財産と経費、意外かもしれませんが、実はかなり近いところにいます。

会社にとって、財産とは、それ自体を所有することが目的ではありません。パソコンを買って満足、ではなくて、パソコンを買ったらもっと効率的に発注も納品もできてもっと利益を生み出す、と考えて購入する訳です。

経費は、やはり利益を生むために使ったものです。
どちらも利益を生むためにかかるものであって、財産グループは、利益を生むために使われたら経費のグループに移っていくことになります。

簿記では、財産のグループを「資産」、経費のグループを「費用と呼んでいます。
どちらも利益を生むためのものですので、増えたときは左側(借方)に記録していきます。

切手の在庫は資産?費用?|勘定科目「貯蔵品」

切手

最後に、このグループをまたいで移動する話をしたいと思います。

b 通信費 50,000 現金 50,000

この仕訳をもう一度考えてみましょう。
仮にこの50,000円が全額切手だったとします。

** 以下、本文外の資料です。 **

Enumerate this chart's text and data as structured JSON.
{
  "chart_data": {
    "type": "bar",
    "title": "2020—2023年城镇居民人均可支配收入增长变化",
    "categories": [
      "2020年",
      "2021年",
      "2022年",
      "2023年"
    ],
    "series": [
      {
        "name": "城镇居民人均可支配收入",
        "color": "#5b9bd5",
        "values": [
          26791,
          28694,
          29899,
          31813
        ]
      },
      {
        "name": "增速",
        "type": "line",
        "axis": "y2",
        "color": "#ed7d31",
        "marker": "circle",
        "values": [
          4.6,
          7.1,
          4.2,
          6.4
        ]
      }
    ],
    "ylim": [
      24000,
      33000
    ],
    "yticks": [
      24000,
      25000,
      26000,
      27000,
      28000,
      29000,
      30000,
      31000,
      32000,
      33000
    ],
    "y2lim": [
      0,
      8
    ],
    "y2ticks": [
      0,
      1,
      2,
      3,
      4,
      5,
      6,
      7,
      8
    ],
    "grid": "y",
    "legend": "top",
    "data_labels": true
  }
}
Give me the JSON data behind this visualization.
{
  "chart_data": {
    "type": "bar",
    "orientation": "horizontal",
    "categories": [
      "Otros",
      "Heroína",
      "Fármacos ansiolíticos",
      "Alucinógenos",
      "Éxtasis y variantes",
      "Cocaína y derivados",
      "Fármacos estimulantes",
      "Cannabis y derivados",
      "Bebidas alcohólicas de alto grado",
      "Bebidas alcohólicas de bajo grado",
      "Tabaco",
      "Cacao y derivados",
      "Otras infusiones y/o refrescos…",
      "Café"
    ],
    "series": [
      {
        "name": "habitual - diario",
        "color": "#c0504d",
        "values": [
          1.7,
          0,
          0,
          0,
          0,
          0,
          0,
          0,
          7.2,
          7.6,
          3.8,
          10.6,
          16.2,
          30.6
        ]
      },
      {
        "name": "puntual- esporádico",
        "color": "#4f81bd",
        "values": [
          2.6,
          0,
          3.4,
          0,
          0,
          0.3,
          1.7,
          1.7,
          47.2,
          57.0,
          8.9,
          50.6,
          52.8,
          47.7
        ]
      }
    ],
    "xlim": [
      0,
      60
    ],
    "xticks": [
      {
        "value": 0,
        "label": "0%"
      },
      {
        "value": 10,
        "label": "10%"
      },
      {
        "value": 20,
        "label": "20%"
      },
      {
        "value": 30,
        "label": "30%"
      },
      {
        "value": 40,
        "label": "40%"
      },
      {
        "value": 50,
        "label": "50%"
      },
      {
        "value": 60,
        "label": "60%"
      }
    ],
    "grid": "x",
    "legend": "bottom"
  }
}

郵便局に行って50,000円分の切手を買って、今、その切手が使われずにある。としたらこれは、資産?費用?

この切手を貼らずに、金券ショップなどで売ることができますね。ということは、今は資産で、実際に貼ったら費用!?

確かに厳密にはそうです。でも、1枚貼るごとに資産→費用の移動をしていたら大変です。
ですので、とりあえず切手を買ったということは、近々使うということで買ったのだから、買った時点で通信費という費用と考えましょう。

でも、年に1回棚卸(たなおろし)の日を決めて、その時点で使っていなかったら、使っていなかった分だけ費用→資産に移動させよう、と考えるのです。

使った切手代通信費ならば、使っていない切手代はどういう勘定科目を使うか、それが最初に少し登場した「貯蔵品」なのです。

全然切手代らしくないですね。そうなんです。「貯蔵品」は“とりあえず資産”を全部引き受けてくれますので、使ってない切手・収入印紙から、もう使わなくなった大きな機械まで含まれています。

お金にまつわる記録をしていきますので厳密ではあるのですが、必要以上に細かすぎない意外な簿記の一面かもしれませんね。

受講生に言われることがあります。
「簿記ってもっとキッチリしているイメージでしたが、けっこう柔らかいんですね。」

簿記は、学問というより、実際に処理をされる方々によって育てられてきたものです。現場で肩が凝ってしまうような処理では長続きしません。

皆さんにも、力を抜いて勉強していただけたら嬉しいです。では、また次回。